Stigma and Shame
Bangladesh is one of the few Muslim countries in the world where prostitution is legal for women aged 18 or older and workers are required to hold a certificate stating they are adults, and consent to the work.
The reality is more murky, charities have reported finding girls as young as seven being groomed to sell sex, and warn that trafficking of children for the trade is on the rise.
The police are often accused of being complicit — taking bribes from pimps and brothel owners to provide certification for girls much younger than 18.
Begum was just 12 years old when she began sex work in Daulatdia, where more than 1,200 women and girls cater for up to 5,000 clients a day.

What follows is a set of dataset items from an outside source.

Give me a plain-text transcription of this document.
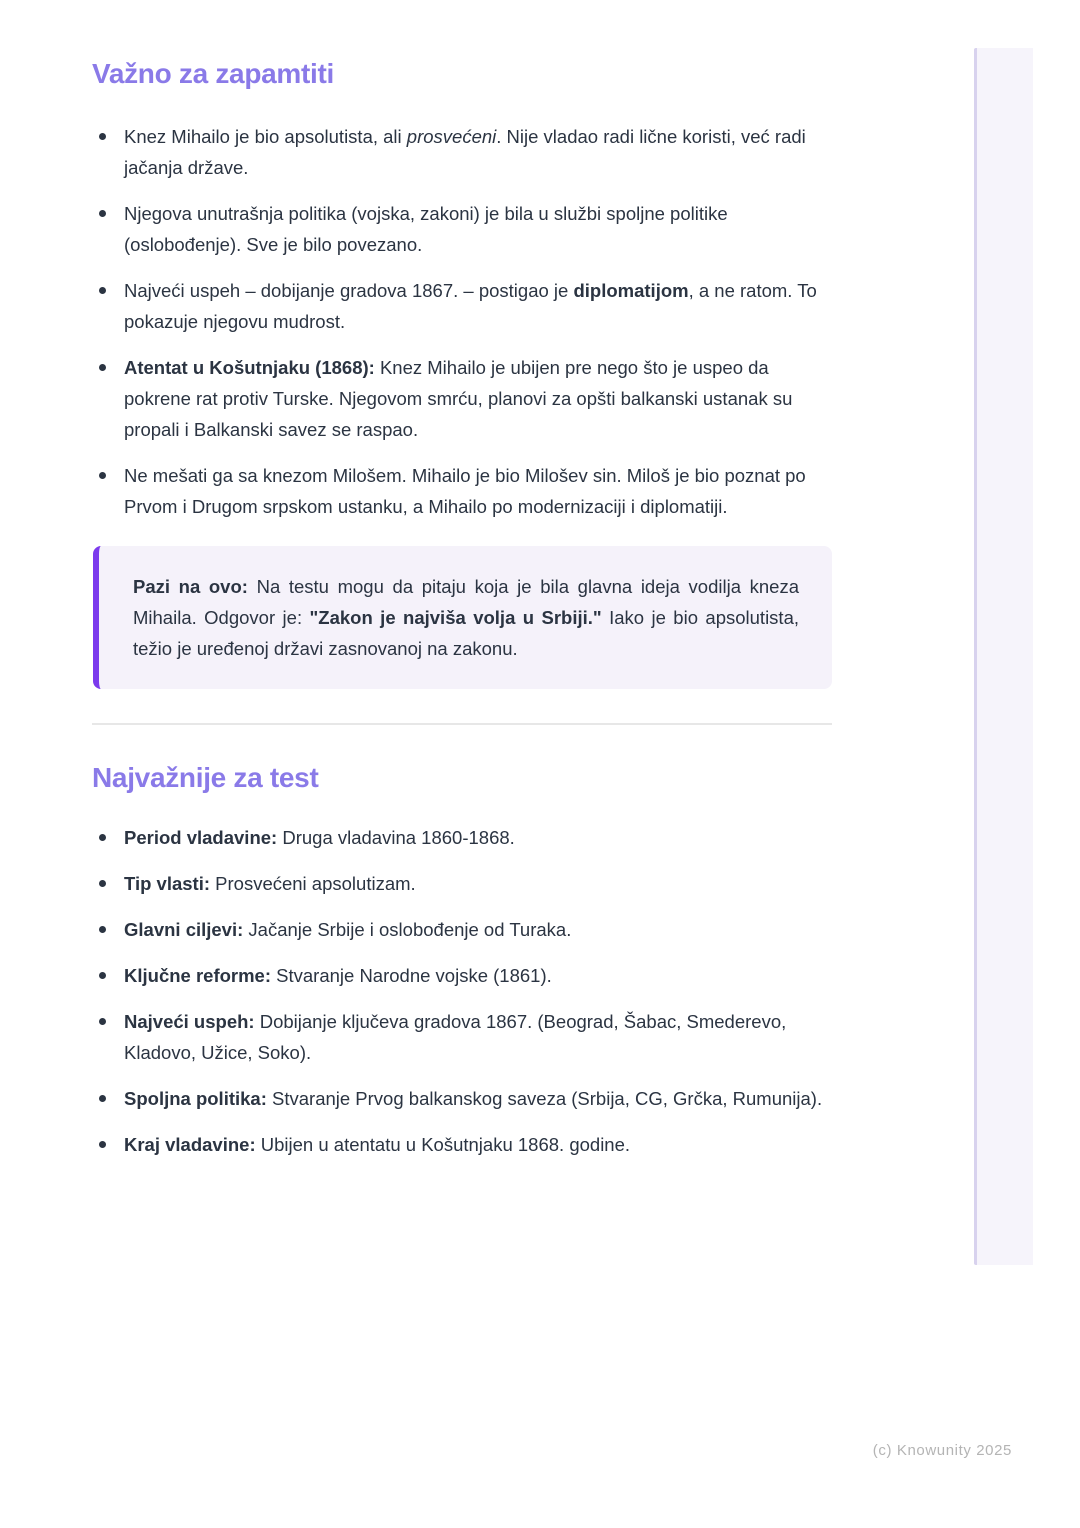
Važno za zapamtiti
Knez Mihailo je bio apsolutista, ali prosvećeni. Nije vladao radi lične koristi, već radi jačanja države.
Njegova unutrašnja politika (vojska, zakoni) je bila u službi spoljne politike (oslobođenje). Sve je bilo povezano.
Najveći uspeh – dobijanje gradova 1867. – postigao je diplomatijom, a ne ratom. To pokazuje njegovu mudrost.
Atentat u Košutnjaku (1868): Knez Mihailo je ubijen pre nego što je uspeo da pokrene rat protiv Turske. Njegovom smrću, planovi za opšti balkanski ustanak su propali i Balkanski savez se raspao.
Ne mešati ga sa knezom Milošem. Mihailo je bio Milošev sin. Miloš je bio poznat po Prvom i Drugom srpskom ustanku, a Mihailo po modernizaciji i diplomatiji.

Pazi na ovo: Na testu mogu da pitaju koja je bila glavna ideja vodilja kneza Mihaila. Odgovor je: "Zakon je najviša volja u Srbiji." Iako je bio apsolutista, težio je uređenoj državi zasnovanoj na zakonu.

Najvažnije za test
Period vladavine: Druga vladavina 1860-1868.
Tip vlasti: Prosvećeni apsolutizam.
Glavni ciljevi: Jačanje Srbije i oslobođenje od Turaka.
Ključne reforme: Stvaranje Narodne vojske (1861).
Najveći uspeh: Dobijanje ključeva gradova 1867. (Beograd, Šabac, Smederevo, Kladovo, Užice, Soko).
Spoljna politika: Stvaranje Prvog balkanskog saveza (Srbija, CG, Grčka, Rumunija).
Kraj vladavine: Ubijen u atentatu u Košutnjaku 1868. godine.
(c) Knowunity 2025
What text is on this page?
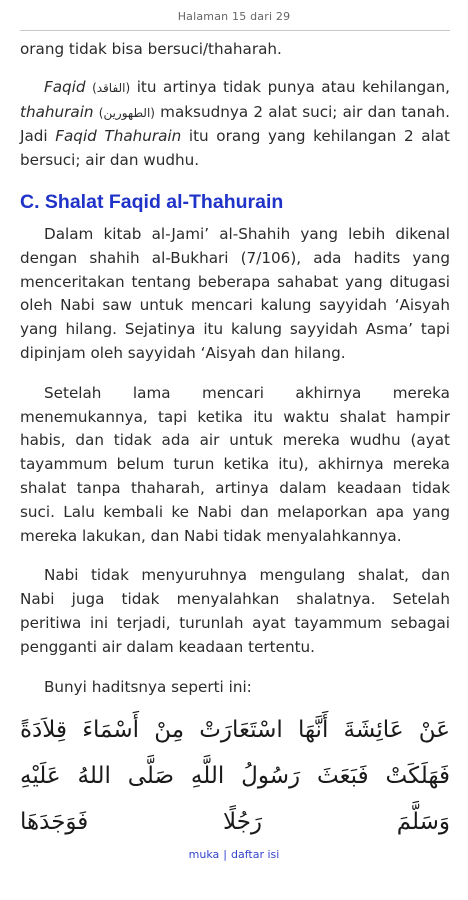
Halaman 15 dari 29

orang tidak bisa bersuci/thaharah.

Faqid (الفاقد) itu artinya tidak punya atau kehilangan, thahurain (الطهورين) maksudnya 2 alat suci; air dan tanah. Jadi Faqid Thahurain itu orang yang kehilangan 2 alat bersuci; air dan wudhu.

C. Shalat Faqid al-Thahurain

Dalam kitab al-Jami’ al-Shahih yang lebih dikenal dengan shahih al-Bukhari (7/106), ada hadits yang menceritakan tentang beberapa sahabat yang ditugasi oleh Nabi saw untuk mencari kalung sayyidah ‘Aisyah yang hilang. Sejatinya itu kalung sayyidah Asma’ tapi dipinjam oleh sayyidah ‘Aisyah dan hilang.

Setelah lama mencari akhirnya mereka menemukannya, tapi ketika itu waktu shalat hampir habis, dan tidak ada air untuk mereka wudhu (ayat tayammum belum turun ketika itu), akhirnya mereka shalat tanpa thaharah, artinya dalam keadaan tidak suci. Lalu kembali ke Nabi dan melaporkan apa yang mereka lakukan, dan Nabi tidak menyalahkannya.

Nabi tidak menyuruhnya mengulang shalat, dan Nabi juga tidak menyalahkan shalatnya. Setelah peritiwa ini terjadi, turunlah ayat tayammum sebagai pengganti air dalam keadaan tertentu.

Bunyi haditsnya seperti ini:

عَنْ عَائِشَةَ أَنَّهَا اسْتَعَارَتْ مِنْ أَسْمَاءَ قِلاَدَةً فَهَلَكَتْ فَبَعَثَ رَسُولُ اللَّهِ صَلَّى اللهُ عَلَيْهِ وَسَلَّمَ رَجُلًا فَوَجَدَهَا
muka | daftar isi
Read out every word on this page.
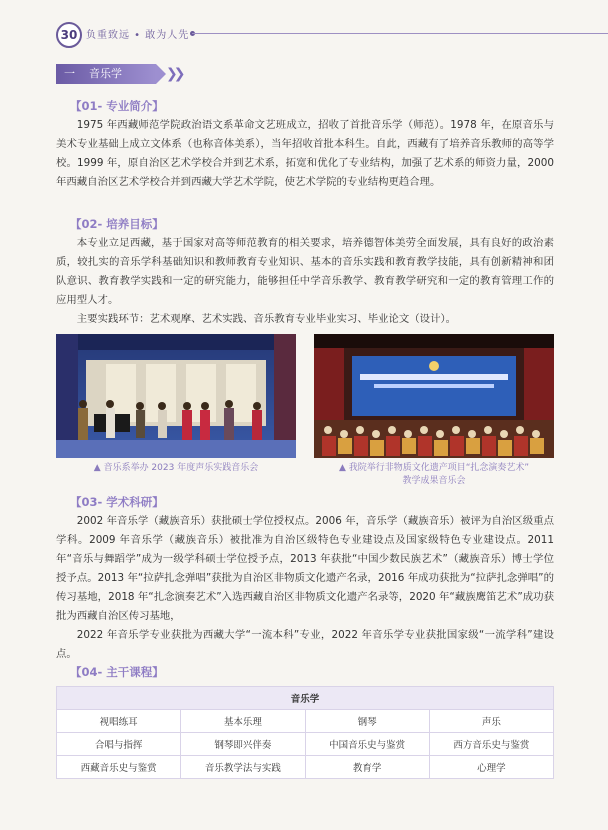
30 负重致远 • 敢为人先
一 音乐学	❯❯
【01- 专业简介】
1975 年西藏师范学院政治语文系革命文艺班成立，招收了首批音乐学（师范）。1978 年，在原音乐与美术专业基础上成立文体系（也称音体美系），当年招收首批本科生。自此，西藏有了培养音乐教师的高等学校。1999 年，原自治区艺术学校合并到艺术系，拓宽和优化了专业结构，加强了艺术系的师资力量，2000 年西藏自治区艺术学校合并到西藏大学艺术学院，使艺术学院的专业结构更趋合理。
【02- 培养目标】
本专业立足西藏，基于国家对高等师范教育的相关要求，培养德智体美劳全面发展，具有良好的政治素质，较扎实的音乐学科基础知识和教师教育专业知识、基本的音乐实践和教育教学技能，具有创新精神和团队意识、教育教学实践和一定的研究能力，能够担任中学音乐教学、教育教学研究和一定的教育管理工作的应用型人才。
主要实践环节：艺术观摩、艺术实践、音乐教育专业毕业实习、毕业论文（设计）。
▲ 音乐系举办 2023 年度声乐实践音乐会	▲ 我院举行非物质文化遗产项目“扎念演奏艺术”
教学成果音乐会
【03- 学术科研】
2002 年音乐学（藏族音乐）获批硕士学位授权点。2006 年，音乐学（藏族音乐）被评为自治区级重点学科。2009 年音乐学（藏族音乐）被批准为自治区级特色专业建设点及国家级特色专业建设点。2011 年“音乐与舞蹈学”成为一级学科硕士学位授予点，2013 年获批“中国少数民族艺术”（藏族音乐）博士学位授予点。2013 年“拉萨扎念弹唱”获批为自治区非物质文化遗产名录，2016 年成功获批为“拉萨扎念弹唱”的传习基地，2018 年“扎念演奏艺术”入选西藏自治区非物质文化遗产名录等，2020 年“藏族鹰笛艺术”成功获批为西藏自治区传习基地，
2022 年音乐学专业获批为西藏大学“一流本科”专业，2022 年音乐学专业获批国家级“一流学科”建设点。
【04- 主干课程】
音乐学			
视唱练耳	基本乐理	钢琴	声乐
合唱与指挥	钢琴即兴伴奏	中国音乐史与鉴赏	西方音乐史与鉴赏
西藏音乐史与鉴赏	音乐教学法与实践	教育学	心理学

The site, one of around 12 legal brothels operating in the country, is a series of shacks spread across a warren of alleyways some 100 kilometers (70 miles) west of Dhaka.
Close to a busy road and rail junction, its frequented by both local and long haul drivers and travellers passing through.
The brothel was established a century ago under British colonial rule, but moved to its current location, near a ferry station, after locals torched the old complex in 1988.
The sex workers and hundreds of their children live in concrete and tin shanties on a sandbank of the river Padma — often paying exorbitant rents to unscrupulous landlords.
For those forced into the trade, they can only leave when they’ve paid off inflated and exorbitant ‘debts’ to the pimps and madams that bought them
Even if this is possible, the stigma surrounding sex work means that many feel there is nowhere else to go.